Definitions: complete remission = proteinuria <0.2 g/24 h; partial remission/response = proteinuria between 0.2 g/24 h and 2.0 g/24 h.
LRD = living related donor; ATG = anti-thymocyte globulin; Aza = azathioprine; CsA = Cyclosporine; MMF = mycophenolate mofetil; Pred = prednisone; Tac = tacrolimus; PE = plasma exchange.
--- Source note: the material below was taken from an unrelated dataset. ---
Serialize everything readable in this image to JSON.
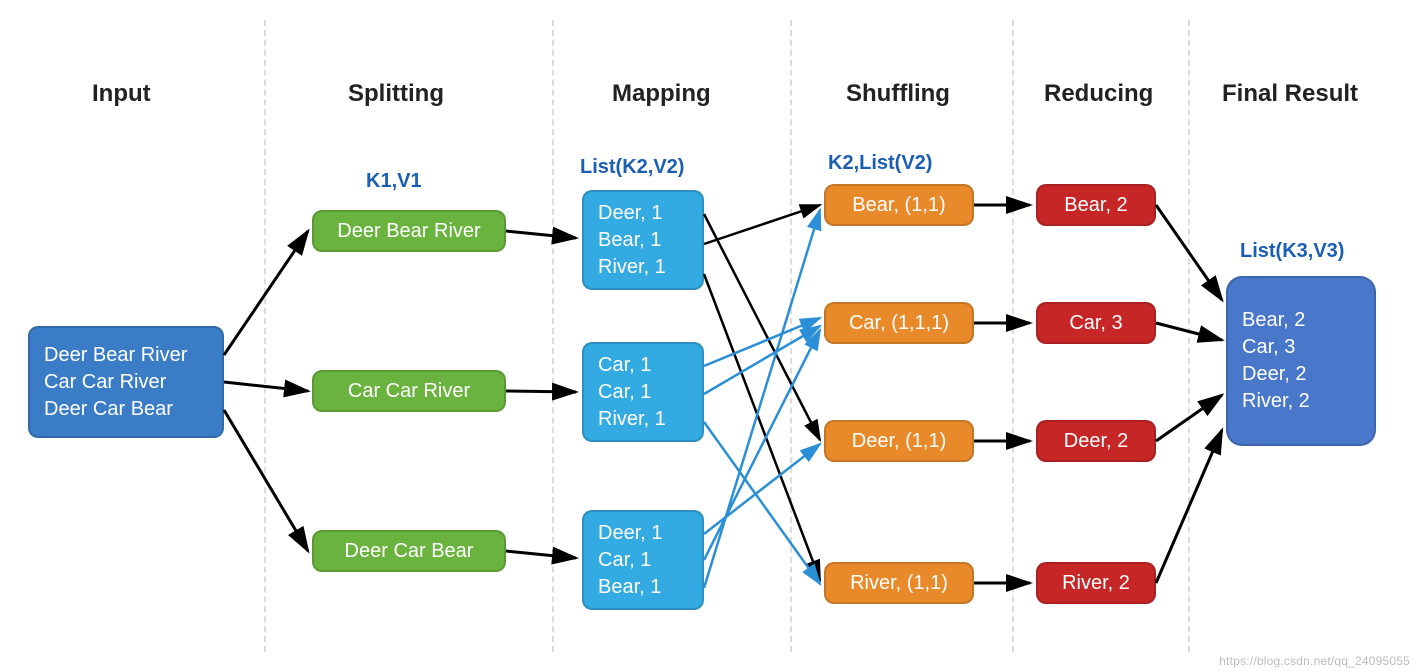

Recurrent FSGS has been attributed to a thus far unidentified circulating permeability factor, and T-cells have been implicated as a source of the permeability factor [2,14,15]. The efficacy of rituximab might suggest that recurrent FSGS is dependent on a B-cell derived antibody or cytokine. However, B-cells are important for T-cell activation; thus rituximab may exert its effect by indirectly affecting T-cell function [16,17]. In our patient, the first remission was attained more than 5 months after treatment with rituximab. The time to remission is clearly longer compared to previous case reports in recurrent FSGS and minimal change disease, but similar to studies performed in patients with refractory SLE or ANCA-associated vasculitis (AAV) [4,6,8]. In these patients, especially those with SLE, attainment of a remission can take up to 8 months after treatment with rituximab [18,19]. The slower response has been attributed to different kinetics of tissue and peripheral blood B-cells [20]. Studies involving a murine model for human CD20 expression demonstrated that depletion is slower for tissue B-cells than for peripheral blood B-cells [21]. In humans with rheumathoid arthritis, treatment with rituximab also resulted in a variable degree of depletion of B-cells in bone marrow [22]. Slow depletion of tissue B-cells may thus explain the slower response in our patient.
Alternatively, the difference in response to rituximab may be associated with different types of plasma cells. It is known that some plasma cells have short life spans, whereas other plasma cells are able to live for extended periods of time, continuously secreting antibodies [23,24]. Rituximab only results in depletion of immature and mature B-cells, but not plasma cells. Thus, depending on the type of plasma cells that are involved (short- or long-lived), time to remission may differ.
Our patient relapsed before the return of circulating B-cells. This has also been described in a few patients with SLE and AAV [18]. This finding also underscores the possible role of tissue B-cells. Stimulation of T-cells by tissue B-cells that return before peripheral blood B-cells is measurable could explain the development of a relapse in the presence of undetectable CD19 positive B-cells [18].
In conclusion, rituximab appears to be beneficial in some patients with recurrent FSGS after renal transplantation. Further studies are necessary to determine which patients may benefit from rituximab and to elucidate the pathogenetic role of B-cells. Our case report shows that patients who are responsive to rituximab can be effectively treated with another course in the case of a relapse, even in the absence of CD19/20+ cells.
Acknowledgments
J.K.J.D. is supported by a grant from the Dutch Kidney Foundation (PV 02). Rituximab was supplied by Roche Netherlands B.V.
Conflict of interest statement. None declared.